Елена же забастовала полностью, заявив, что в школу больше ходить вообще не будет, что все бессмысленно. Анастасия Савельевна, как идиотка, с абсолютно не своими, чьими-то, чужими, чуждыми, чудовищными пошляцкими репликами, кричала про то, что надо любить коллектив, что тогда дури в башке будет меньше – чем окончательно уничтожила все внутренние возможности для Елены рассказать ей о своем горе.

– Надо вставать рано, делать зарядку, обливаться холодной водой! – заходясь от спазматического ужаса от вида не встающей сутками с оттоманки дочери, орала Анастасия Савельевна. – Надо ходить в школу и участвовать в общественной жизни одноклассников!

Елена только молча дивилась, как с такой безмозглой бесчувственной дурой, как Анастасия Савельевна, она могла жить под одной крышей, доверять ей, любить ее.

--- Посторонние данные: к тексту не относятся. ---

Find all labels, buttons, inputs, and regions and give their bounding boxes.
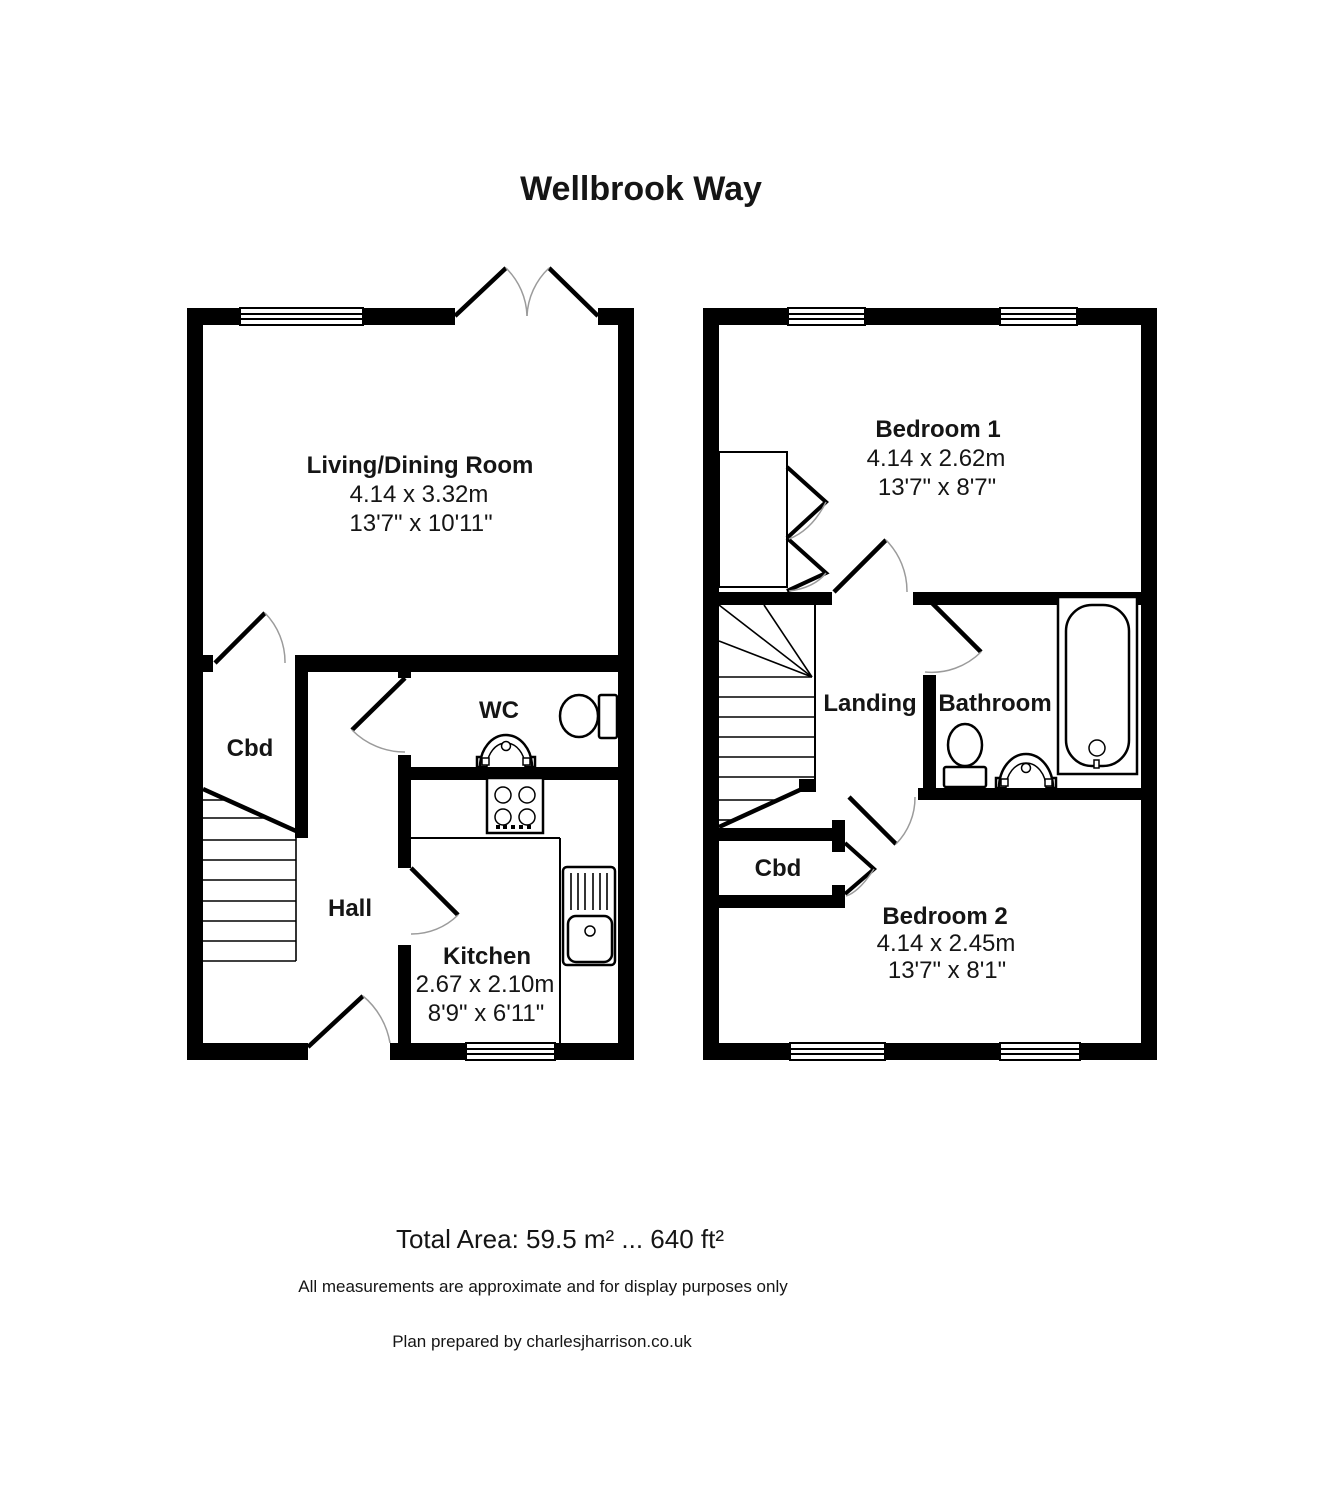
ff-cupboard-door — [845, 843, 874, 896]
bedroom2-metric: 4.14 x 2.45m — [877, 930, 1016, 957]
kitchen-sink-icon — [563, 867, 615, 965]
ff-cupboard-label: Cbd — [755, 855, 802, 882]
ff-window-bedroom2-left — [790, 1043, 885, 1060]
hall-label: Hall — [328, 895, 372, 922]
bedroom1-label: Bedroom 1 — [875, 416, 1000, 443]
footer: Total Area: 59.5 m² ... 640 ft² All meas… — [298, 1224, 788, 1351]
kitchen-door — [411, 868, 458, 934]
kitchen-metric: 2.67 x 2.10m — [416, 971, 555, 998]
floorplan-page: Wellbrook Way — [0, 0, 1340, 1489]
kitchen-imperial: 8'9" x 6'11" — [428, 1000, 545, 1027]
first-floor-plan: Bedroom 1 4.14 x 2.62m 13'7" x 8'7" Land… — [703, 308, 1157, 1060]
hob-icon — [487, 778, 543, 833]
cupboard-door — [215, 613, 285, 663]
entrance-door — [308, 996, 390, 1047]
bathroom-door — [925, 602, 981, 672]
ff-stairs — [719, 605, 815, 827]
ff-window-bedroom1-right — [1000, 308, 1077, 325]
wardrobe — [719, 452, 826, 591]
gf-cupboard-label: Cbd — [227, 735, 274, 762]
landing-label: Landing — [823, 690, 916, 717]
credit-text: Plan prepared by charlesjharrison.co.uk — [392, 1332, 692, 1351]
gf-window-kitchen — [466, 1043, 555, 1060]
gf-stairs — [203, 789, 296, 961]
living-room-label: Living/Dining Room — [307, 452, 534, 479]
disclaimer-text: All measurements are approximate and for… — [298, 1277, 788, 1296]
french-doors — [455, 268, 598, 316]
ground-floor-plan: Living/Dining Room 4.14 x 3.32m 13'7" x … — [187, 268, 634, 1060]
total-area-text: Total Area: 59.5 m² ... 640 ft² — [396, 1224, 724, 1254]
ff-window-bedroom1-left — [788, 308, 865, 325]
kitchen-label: Kitchen — [443, 943, 531, 970]
page-title: Wellbrook Way — [520, 170, 762, 208]
bedroom1-door — [834, 540, 907, 592]
wc-door — [352, 678, 405, 752]
bedroom2-label: Bedroom 2 — [882, 903, 1007, 930]
bedroom2-door — [849, 797, 915, 844]
bath-icon — [1058, 597, 1137, 774]
floorplan-canvas: Wellbrook Way — [0, 0, 1340, 1489]
bedroom1-metric: 4.14 x 2.62m — [867, 445, 1006, 472]
ff-window-bedroom2-right — [1000, 1043, 1080, 1060]
wc-basin-icon — [477, 735, 535, 767]
wc-toilet-icon — [560, 695, 617, 738]
bathroom-toilet-icon — [944, 724, 986, 787]
living-room-imperial: 13'7" x 10'11" — [349, 510, 492, 537]
gf-window-living — [240, 308, 363, 325]
wc-label: WC — [479, 697, 519, 724]
bedroom2-imperial: 13'7" x 8'1" — [888, 957, 1006, 984]
bathroom-basin-icon — [996, 754, 1056, 788]
bedroom1-imperial: 13'7" x 8'7" — [878, 474, 996, 501]
living-room-metric: 4.14 x 3.32m — [350, 481, 489, 508]
bathroom-label: Bathroom — [938, 690, 1051, 717]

Мать нарочно созвала даже и вечеринку – пригласив любимых студентов и студенток. И, изумляясь, глядя на лица счастливых, болтливых, визжащих, абсолютно влюбленных в Анастасию Савельевну девчонок и мальчишек – громко, сгрудившись гуртом на кухне, бесстыдно, как в бараке, поверявших Анастасии Савельевне и друг другу свои личные проблемы и с деревенским идиотизмом жаловавшихся на своих возлюбленных, – Елена, с еще большим омерзением, хлопнула дверью и ушла на улицу.

– Я не буду тебя кормить! Ты ведь в университет собралась?! – визгливо срывалась опять на следующий день в истерике Анастасия Савельевна. – Не будет тебе никакого университета! Я больше ни копейки тебе не дам! Вышвырнут тебя из школы – сама будешь виновата! Пойдешь работать, зарабатывать! И в университет никакой не поступишь! – ликовала мать.